Encouraging cost effective transportations alternatives may also help ease the strain on the transit system. “[Biking] represents a real mobility opportunity for a lot of people who couldn’t afford a car or who are unable to drive,” stated Fencil. The majority of Americans who bike or walk to work earn under $35,000 annually. Sustain Charlotte is advocating for permanent bike lanes to be installed in downtown Charlotte.

Another of Charlotte’s major problems is one shared with many cities facing economic inequality: an acute shortage of affordable housing. Housing and real estate prices have soared in the Charlotte-Mecklenburg area in recent years. Over the summer, the median price of a home reached $236,000, up 10 percent from last year, according to The Charlotte Observer.

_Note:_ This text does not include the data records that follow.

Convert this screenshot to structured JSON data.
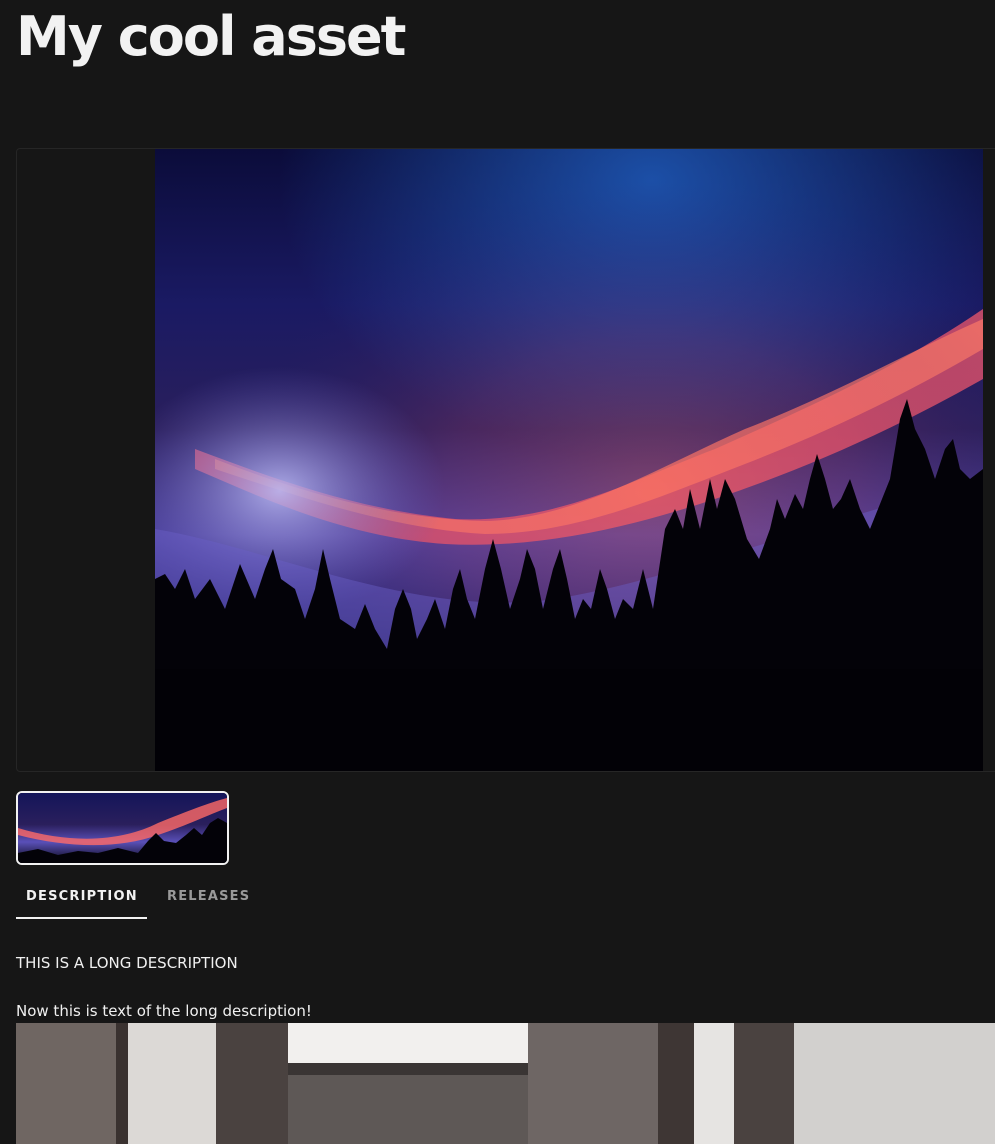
{
  "page": {
    "title": "My cool asset"
  },
  "tabs": [
    {
      "label": "DESCRIPTION",
      "active": true
    },
    {
      "label": "RELEASES",
      "active": false
    }
  ],
  "description": {
    "heading": "THIS IS A LONG DESCRIPTION",
    "body": "Now this is text of the long description!"
  },
  "colors": {
    "background": "#161616",
    "text": "#f2f2f2",
    "tab_inactive": "#9a9a9a"
  }
}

As neighborhoods gentrify and are redeveloped, long time city residents are being driven from their homes. Affordable housing units are thousands below the required numbers, particularly for those making under $35,350, under half of the Charlotte median income.

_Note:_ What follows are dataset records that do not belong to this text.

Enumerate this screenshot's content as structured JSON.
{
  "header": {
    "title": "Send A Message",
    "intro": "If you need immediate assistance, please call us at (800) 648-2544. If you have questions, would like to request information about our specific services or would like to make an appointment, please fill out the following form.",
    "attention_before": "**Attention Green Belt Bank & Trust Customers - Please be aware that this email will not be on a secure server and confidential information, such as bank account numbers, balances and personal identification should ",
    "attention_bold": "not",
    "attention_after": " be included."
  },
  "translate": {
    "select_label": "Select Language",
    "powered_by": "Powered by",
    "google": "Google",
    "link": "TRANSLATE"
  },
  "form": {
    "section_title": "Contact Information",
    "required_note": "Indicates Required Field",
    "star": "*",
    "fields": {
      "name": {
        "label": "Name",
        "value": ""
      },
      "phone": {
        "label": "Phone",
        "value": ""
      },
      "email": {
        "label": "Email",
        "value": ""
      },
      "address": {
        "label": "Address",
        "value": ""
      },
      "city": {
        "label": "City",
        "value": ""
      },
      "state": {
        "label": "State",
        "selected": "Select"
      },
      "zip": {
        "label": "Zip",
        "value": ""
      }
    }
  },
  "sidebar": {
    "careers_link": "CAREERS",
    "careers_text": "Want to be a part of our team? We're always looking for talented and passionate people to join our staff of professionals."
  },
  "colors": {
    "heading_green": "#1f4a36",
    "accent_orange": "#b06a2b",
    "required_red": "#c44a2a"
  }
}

“The affordable housing is not what it needs to be, and it’s driving people out of communities,” said Charlotte-native Caroline Roddey ‘20.

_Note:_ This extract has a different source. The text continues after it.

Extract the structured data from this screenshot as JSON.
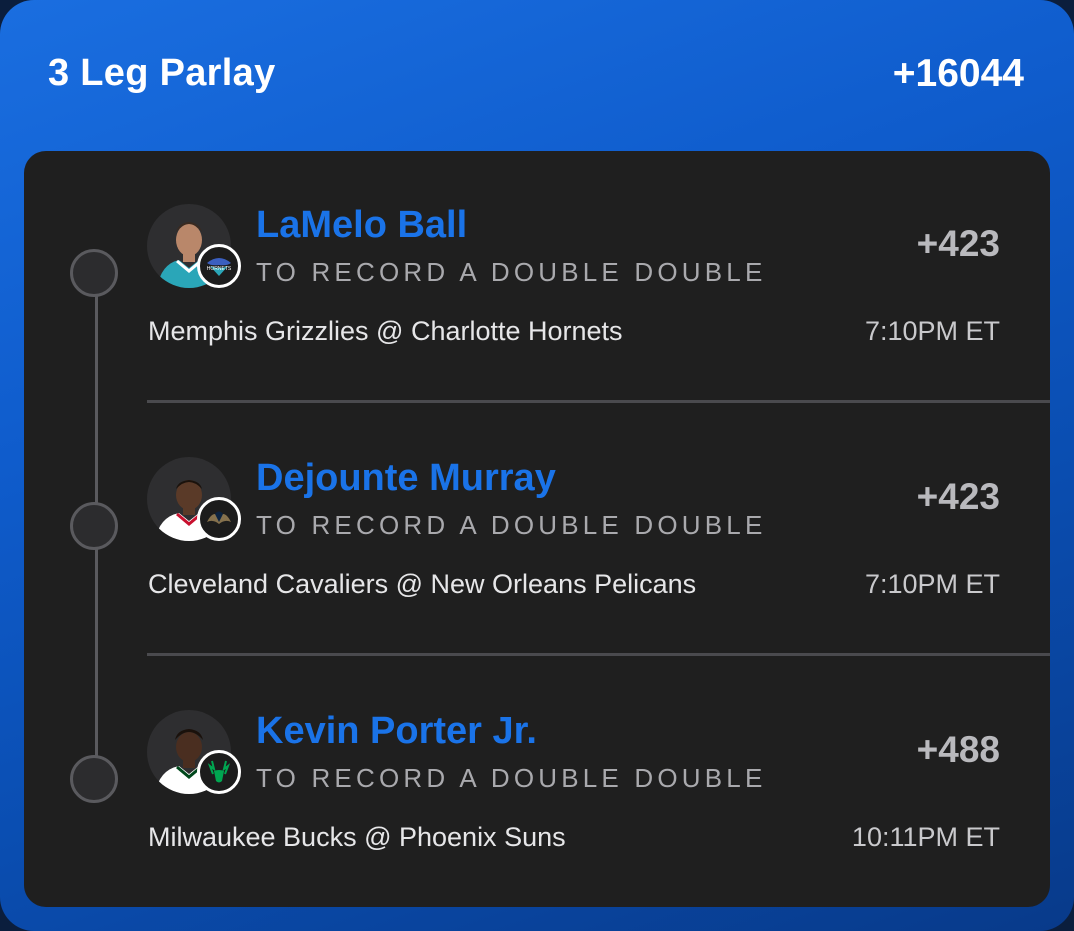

A recently released study by Freddie Mac found that a Charlotte family of four making half the city’s median has about $884 a month to spend on rent. The average monthly rent for the city sits at $1,115, and the trend is only worsening as the high-end real estate boom continues according to Freddie Mac.

African-American and Latino communities frequently face the brunt of the gentrification. Many impoverished neighborhoods still trace their roots to the days of Jim Crow housing regulations. The Charlotte-Mecklenburg public school system also still deals with de facto segregation.

According to a UNC Charlotte study reported in the The Atlantic, “77 percent of black students attend majority-poverty schools, while only 23 percent of white students do”.

“[Due to a lack of busing across school district,] you’ve already seen some resegregation of the schools to the extent that folks are going to their neighborhood schools and their neighborhood schools are not high performing schools,” explained Dr. Fred Smith, who specializes in urban economics in the Economics Department. “I think it creates real issues in terms of not getting kids a path to getting out of that intergenerational poverty.”

“It seems plausible to say that the state of schools in the Charlotte-Mecklenburg area have not allowed segments of the population to move ahead at the rate we would want,” added Kumar. The Charlotte City Council proposed rezoning measures to attempt to increase classroom diversity earlier this year. As a result, “there’s a lot of white flight going to the private schools,” according to Roddey.

Roddey attended Myers Park High School, a public school with a higher percentage of Caucasian students than the Charlotte average. “It was very obvious in the public school system that students at Myers Park who were from wealthier families were given preferential treatment, they were put in the IB programs, they were put in the AP programs,” she explained.

Tensions over Charlotte’s racially biased housing and schooling problems contributed in part to the public furor following the September 20th, 2016 police shooting of Keith Lamont Scott. In response to the protests and the Equality of Opportunity Project’s study, the city launched its own Charlotte-Mecklenburg Opportunity Task Force.

Released earlier this year, the Task Force’s nearly 100-page report outlined potential solutions to inequality problems such as the affordable housing crisis and dare-care shortages. Recent studies, such as the one conducted by Freddie Mac, suggest that the 5,000 affordable housing units proposed by the report still falls well short of Charlotte’s needs.

Roddey reflected on her city; “I see the problems getting worse; I don’t see them getting any better.”

Studies continue to be conducted regarding inequality in Charlotte, expounding upon the Equality of Opportunity Project report. CATS is holding open forums this week throughout the Davidson area to discuss expanding transit rails north of Charlotte [9].

Kumar stated, “I think that the first step in rectifying any problem is to recognize that the problem exists. I think that first step has been taken.”

Davidson Town Hall is hosting a meeting about transit north of Charlotte tonight, Wednesday, November 8th, from 6:30 to 8:00pm.